If you issue an invoice showing the wrong amount of VAT, it can have unfortunate effects for both you and your customer. What do you need to do to put matters right?
Get the VAT correct
It goes without saying that you should always show the correct amount of VAT on your sales invoices, but mistakes sometimes happen. The VAT amount can be incorrect due to a mathematical error, or the wrong VAT rate can be applied, for example a zero-rated supply is treated as standard-rated, or a standard-rated supply treated as the reduced rate.
Wrong amount charged
If you charge the wrong amount of VAT, you are still responsible for accounting for the higher sum; typical of any dealings with HMRC it’s a case ‘heads they win, tails you lose’.
Let’s look at a couple of examples of common errors that businesses can make and how much VAT HMRC expects you to account for.
Example: A business makes a supply of goods to another business subject to VAT at 20%. Due to a transposition error it charges the wrong amount of VAT. The sale is for £1,150 plus VAT of £230; however, the invoice shows VAT of £320.
HMRC will still expect the supplier to pay it the £320 shown on the invoice even though it’s incorrect.
The purchaser has paid VAT of £320 but HMRC will only allow them to recover the amount of VAT that should have been charged, £230, so they will be £90 out of pocket and overall HMRC will be £180 up.
Tip: If the supplier issues a VAT-only credit note for £90 to the customer they will only have to account for the correct amount of VAT.
Example: A building company incorrectly treats a supply as subject to VAT at the lower rate of 5% when it should have been subject to the standard rate of 20%. The project was mistakenly invoiced for £15,000 plus VAT of £750 when it should have been £3,000.
HMRC will still want it to account for the £3,000 actually due.
If the customer were able to reclaim the VAT on the project they would only be allowed to reclaim the amount actually shown on the invoice – £750 rather than the £3,000 actually due.

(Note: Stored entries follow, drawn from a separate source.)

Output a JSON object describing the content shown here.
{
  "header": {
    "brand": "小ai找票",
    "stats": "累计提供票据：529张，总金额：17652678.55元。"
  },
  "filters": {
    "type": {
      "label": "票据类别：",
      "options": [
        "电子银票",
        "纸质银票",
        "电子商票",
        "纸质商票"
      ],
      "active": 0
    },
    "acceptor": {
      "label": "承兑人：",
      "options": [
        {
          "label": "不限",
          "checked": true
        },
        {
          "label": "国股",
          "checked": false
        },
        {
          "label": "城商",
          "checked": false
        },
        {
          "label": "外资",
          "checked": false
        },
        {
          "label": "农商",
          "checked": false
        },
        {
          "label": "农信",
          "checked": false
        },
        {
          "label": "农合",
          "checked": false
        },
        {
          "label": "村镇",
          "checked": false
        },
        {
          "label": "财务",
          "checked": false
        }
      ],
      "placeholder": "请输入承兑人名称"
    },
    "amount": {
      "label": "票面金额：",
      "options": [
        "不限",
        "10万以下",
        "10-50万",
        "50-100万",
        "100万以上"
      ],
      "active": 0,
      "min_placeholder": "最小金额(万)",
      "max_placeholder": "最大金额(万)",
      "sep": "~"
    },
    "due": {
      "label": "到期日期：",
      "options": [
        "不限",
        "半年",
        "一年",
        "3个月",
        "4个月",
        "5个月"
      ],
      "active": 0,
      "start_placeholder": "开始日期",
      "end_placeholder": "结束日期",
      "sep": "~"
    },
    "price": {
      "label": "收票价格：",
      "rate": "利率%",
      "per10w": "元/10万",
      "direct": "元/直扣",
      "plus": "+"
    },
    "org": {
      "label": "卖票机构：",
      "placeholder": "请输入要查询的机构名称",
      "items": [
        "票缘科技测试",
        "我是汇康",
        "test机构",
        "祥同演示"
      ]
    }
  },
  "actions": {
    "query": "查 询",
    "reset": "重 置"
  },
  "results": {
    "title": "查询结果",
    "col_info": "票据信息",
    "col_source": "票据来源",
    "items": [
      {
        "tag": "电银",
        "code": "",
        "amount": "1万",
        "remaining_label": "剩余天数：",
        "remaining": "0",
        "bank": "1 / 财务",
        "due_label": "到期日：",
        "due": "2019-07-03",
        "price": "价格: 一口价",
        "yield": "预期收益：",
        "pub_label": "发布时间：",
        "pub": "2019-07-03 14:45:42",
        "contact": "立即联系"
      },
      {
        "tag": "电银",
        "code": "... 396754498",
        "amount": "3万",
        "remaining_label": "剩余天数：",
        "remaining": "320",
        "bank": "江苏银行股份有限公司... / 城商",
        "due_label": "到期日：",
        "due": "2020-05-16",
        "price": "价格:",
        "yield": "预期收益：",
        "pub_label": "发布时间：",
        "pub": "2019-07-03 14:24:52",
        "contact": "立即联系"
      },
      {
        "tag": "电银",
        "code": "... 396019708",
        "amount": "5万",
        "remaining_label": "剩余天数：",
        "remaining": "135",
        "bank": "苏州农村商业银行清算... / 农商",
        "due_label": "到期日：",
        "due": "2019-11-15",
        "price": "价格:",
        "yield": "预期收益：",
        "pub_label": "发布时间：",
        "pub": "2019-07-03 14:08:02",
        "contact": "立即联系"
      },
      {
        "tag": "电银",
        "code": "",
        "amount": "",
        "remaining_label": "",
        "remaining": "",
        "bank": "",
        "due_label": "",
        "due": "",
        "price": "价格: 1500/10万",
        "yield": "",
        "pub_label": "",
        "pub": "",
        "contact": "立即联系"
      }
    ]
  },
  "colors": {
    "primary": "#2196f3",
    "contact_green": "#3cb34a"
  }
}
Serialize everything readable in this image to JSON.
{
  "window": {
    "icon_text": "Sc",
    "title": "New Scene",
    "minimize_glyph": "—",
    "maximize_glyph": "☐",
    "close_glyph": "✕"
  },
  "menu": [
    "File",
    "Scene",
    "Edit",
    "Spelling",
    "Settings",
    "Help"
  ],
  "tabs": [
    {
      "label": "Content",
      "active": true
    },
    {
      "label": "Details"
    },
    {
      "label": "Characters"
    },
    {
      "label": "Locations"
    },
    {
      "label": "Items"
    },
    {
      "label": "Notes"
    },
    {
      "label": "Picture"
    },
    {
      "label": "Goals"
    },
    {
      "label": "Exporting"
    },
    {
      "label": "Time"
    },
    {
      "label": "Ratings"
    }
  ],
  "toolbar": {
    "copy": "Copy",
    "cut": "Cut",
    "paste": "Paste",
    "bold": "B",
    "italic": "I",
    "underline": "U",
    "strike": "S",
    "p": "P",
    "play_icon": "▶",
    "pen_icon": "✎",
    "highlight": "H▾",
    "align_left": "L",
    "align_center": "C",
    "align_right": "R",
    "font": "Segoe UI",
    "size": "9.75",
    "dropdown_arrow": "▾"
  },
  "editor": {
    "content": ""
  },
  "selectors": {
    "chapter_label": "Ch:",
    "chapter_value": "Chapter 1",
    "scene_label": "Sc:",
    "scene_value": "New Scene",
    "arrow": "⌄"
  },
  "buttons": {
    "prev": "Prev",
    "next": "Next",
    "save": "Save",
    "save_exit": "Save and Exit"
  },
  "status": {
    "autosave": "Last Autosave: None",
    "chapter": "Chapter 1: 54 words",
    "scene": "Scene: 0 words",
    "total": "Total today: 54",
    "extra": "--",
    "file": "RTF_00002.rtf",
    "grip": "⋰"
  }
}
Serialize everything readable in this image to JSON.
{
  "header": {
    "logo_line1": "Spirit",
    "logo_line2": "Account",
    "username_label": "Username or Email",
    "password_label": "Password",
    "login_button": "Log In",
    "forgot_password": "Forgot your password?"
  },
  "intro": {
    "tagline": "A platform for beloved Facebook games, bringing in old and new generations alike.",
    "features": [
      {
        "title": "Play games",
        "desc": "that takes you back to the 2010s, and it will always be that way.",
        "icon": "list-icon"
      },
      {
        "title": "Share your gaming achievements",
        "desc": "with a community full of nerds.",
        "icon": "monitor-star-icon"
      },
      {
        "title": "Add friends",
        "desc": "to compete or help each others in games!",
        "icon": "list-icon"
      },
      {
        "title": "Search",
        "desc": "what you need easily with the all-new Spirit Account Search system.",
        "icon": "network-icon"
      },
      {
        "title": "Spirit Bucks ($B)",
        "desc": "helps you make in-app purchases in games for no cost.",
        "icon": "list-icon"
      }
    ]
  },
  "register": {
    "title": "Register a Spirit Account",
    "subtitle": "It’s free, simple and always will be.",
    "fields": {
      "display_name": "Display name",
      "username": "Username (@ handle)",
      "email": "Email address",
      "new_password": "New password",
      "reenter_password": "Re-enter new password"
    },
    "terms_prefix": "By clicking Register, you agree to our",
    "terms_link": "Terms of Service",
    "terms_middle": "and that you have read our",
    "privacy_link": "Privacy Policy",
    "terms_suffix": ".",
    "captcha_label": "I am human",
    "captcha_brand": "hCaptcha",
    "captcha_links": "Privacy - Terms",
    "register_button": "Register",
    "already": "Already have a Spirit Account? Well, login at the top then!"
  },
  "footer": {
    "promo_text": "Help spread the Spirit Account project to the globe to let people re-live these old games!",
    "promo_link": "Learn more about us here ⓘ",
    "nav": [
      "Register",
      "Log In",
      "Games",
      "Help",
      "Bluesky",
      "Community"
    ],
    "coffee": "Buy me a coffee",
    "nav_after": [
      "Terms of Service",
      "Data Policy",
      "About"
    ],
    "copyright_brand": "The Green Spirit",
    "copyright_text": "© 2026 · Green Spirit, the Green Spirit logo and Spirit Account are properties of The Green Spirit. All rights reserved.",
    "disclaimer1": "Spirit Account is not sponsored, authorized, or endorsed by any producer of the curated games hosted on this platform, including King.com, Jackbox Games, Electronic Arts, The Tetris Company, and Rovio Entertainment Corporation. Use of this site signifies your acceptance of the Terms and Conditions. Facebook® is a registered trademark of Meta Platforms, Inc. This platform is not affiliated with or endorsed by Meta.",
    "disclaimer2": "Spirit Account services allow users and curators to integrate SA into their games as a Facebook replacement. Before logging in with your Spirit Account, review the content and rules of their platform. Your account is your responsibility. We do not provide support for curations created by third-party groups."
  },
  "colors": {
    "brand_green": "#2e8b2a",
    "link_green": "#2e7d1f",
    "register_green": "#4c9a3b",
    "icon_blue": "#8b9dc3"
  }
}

However, as they would only have paid £750 to the supplier they would not be out of pocket but HMRC would still be £2,250 up overall.
Tip 1: The supplier can issue a supplementary invoice for the correct amount of VAT in order to recoup the undercharged amount from the customer. This is assuming the contract allows them to do so.
Penalty: This type of error is viewed as ‘careless’ so could attract a penalty of up to 30% of the tax understated, as well as late payment interest.
Tip 2: Refer to VAT Notice 700/45 for further guidance on putting errors right.
It’s important to check that the correct amount of VAT is charged on the invoice or you could be out of pocket even if HMRC is always up on the deal If the wrong amount of VAT has been charged it can be adjusted through the issue of credit notes or supplementary invoices market ‘VAT only’.